A senior Indian official has held talks with Sri Lanka’s president and prime minister as India signals its willingness to go beyond the $4 billion in loans, swaps and aid it has already extended to its cash-strapped neighbor.
Sri Lanka is facing its worst economic crisis in seven decades, with a severe foreign exchange shortage hampering imports of essentials such as food, fuel and medicines.
The island nation off the tip of south-east India needs about $5 billion over the next six months to meet the basic needs of its 22 million people who are struggling with long queues, worsening congestion and power outages.

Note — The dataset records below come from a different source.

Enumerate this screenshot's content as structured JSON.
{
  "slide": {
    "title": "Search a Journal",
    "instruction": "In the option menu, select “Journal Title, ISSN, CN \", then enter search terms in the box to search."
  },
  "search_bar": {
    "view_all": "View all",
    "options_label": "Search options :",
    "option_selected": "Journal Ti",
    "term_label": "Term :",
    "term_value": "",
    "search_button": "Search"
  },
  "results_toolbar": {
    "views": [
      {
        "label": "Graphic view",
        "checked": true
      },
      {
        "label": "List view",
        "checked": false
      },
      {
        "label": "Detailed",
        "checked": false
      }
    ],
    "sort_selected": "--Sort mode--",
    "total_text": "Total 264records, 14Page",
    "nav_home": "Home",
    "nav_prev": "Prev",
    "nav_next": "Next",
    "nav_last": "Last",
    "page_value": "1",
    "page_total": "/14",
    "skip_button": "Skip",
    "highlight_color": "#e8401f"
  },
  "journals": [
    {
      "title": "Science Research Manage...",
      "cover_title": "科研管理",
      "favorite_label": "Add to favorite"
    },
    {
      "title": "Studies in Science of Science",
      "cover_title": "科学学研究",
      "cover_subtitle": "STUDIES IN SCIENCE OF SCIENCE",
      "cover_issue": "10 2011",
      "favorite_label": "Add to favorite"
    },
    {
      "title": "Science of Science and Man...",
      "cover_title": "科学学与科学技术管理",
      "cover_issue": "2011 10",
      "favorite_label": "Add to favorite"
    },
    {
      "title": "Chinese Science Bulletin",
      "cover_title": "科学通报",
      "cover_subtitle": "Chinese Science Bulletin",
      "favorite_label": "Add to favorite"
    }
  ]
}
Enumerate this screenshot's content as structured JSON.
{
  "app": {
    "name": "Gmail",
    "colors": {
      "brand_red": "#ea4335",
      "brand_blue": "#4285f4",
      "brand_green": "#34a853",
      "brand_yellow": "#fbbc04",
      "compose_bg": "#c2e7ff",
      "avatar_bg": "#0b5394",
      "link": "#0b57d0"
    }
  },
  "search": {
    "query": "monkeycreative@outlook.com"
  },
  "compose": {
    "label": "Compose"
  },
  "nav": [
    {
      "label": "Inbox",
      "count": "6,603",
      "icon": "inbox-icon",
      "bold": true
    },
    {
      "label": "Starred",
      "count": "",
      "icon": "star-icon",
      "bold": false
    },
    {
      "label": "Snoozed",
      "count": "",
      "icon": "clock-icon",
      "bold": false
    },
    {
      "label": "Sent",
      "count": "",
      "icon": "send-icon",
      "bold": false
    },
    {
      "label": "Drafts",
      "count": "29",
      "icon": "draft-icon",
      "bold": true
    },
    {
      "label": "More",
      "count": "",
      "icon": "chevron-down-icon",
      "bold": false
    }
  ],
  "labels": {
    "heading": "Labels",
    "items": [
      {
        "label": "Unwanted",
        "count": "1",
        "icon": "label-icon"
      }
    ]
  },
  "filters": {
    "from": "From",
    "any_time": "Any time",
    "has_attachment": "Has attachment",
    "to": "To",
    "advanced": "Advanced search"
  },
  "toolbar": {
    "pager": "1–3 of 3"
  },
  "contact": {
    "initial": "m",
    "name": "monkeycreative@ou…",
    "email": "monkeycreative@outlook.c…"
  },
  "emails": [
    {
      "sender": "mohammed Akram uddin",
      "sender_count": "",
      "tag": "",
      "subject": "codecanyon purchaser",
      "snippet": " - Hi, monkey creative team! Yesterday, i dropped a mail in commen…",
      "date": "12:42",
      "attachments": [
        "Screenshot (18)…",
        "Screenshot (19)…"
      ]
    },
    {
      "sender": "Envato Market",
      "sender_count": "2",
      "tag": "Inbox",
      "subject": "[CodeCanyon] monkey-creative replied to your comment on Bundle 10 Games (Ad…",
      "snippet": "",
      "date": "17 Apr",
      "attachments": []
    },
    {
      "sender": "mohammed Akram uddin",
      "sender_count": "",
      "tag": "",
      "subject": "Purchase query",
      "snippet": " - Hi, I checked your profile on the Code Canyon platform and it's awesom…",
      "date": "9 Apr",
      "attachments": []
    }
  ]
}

Indian Foreign Minister Vinay Kwatra, accompanied by Treasury officials, held talks with President Gotabaya Rajapaksa and Prime Minister Ranil Wickremesinghe in the commercial capital Colombo, officials said on Thursday.
“Underlined that India stands ready to assist Sri Lanka in rapid economic recovery by promoting investment, connectivity and strengthening economic ties,” Indian Foreign Ministry spokesman Arindam Bagchi wrote on Twitter.
The Indian team held a separate meeting with central bank governor Wickremesinghe and Treasury officials, an official from the prime minister’s office said.
“The delegation will also hold talks with senior officials on the economic situation in the country and short- and long-term assistance needs,” Sri Lanka’s Foreign Ministry said in a statement.
India has been the top source of foreign aid to Sri Lanka this year, providing more than $4 billion, Wickremesinghe told parliament this week.
Neighbors are also in talks for additional support, including a $500 million credit line for fuel and help import fertilizer and rice, while Sri Lanka tries to stave off a food crisis, officials said.
Sri Lanka plans to hold a pledging conference with China, India and Japan, Wickremesinghe said, while continuing talks with the International Monetary Fund over a bailout package worth about $3 billion.
A critical foreign exchange shortage and galloping inflation have made life difficult for the 22 million inhabitants of the South Asian country.
Economy ‘has collapsed’: PM
Meanwhile, Sri Lanka’s parliament canceled its remaining sessions for the week to conserve fuel, officials said Thursday, as a catastrophic economic crisis rapidly depleted the island nation’s already tight fuel supplies.
Parliament officials said politicians decided not to hold meetings on Thursday and Friday to avoid wasting fuel, days after authorities closed schools and some state offices for the same reason.
Wickremesinghe told Parliament on Wednesday the country’s economy had “collapsed” and was facing “a far more serious situation” than the shortages alone, as he warned of “a possible plunge to rock bottom”.
“Our economy has completely collapsed,” he said. “We are now facing a far more serious situation that goes beyond the mere shortage of fuel, gas, electricity and food.”
Energy Minister Kanchana Wijesekera said a petrol delivery due for Thursday has been delayed and urged motorists to travel less.
“Limited amounts of fuel will be distributed to the pumping stations today and tomorrow,” he told reporters in Colombo, where motorists have been queuing for days to fill up their tanks.
Economists and other Sri Lankans said they hoped the government would find ways to revitalize the economy.
“What the Prime Minister should be doing is not making any announcements. He must develop a plan to reactivate the system,” said WA Wijewardena, economist and former Deputy Governor of the Bank of Sri Lanka.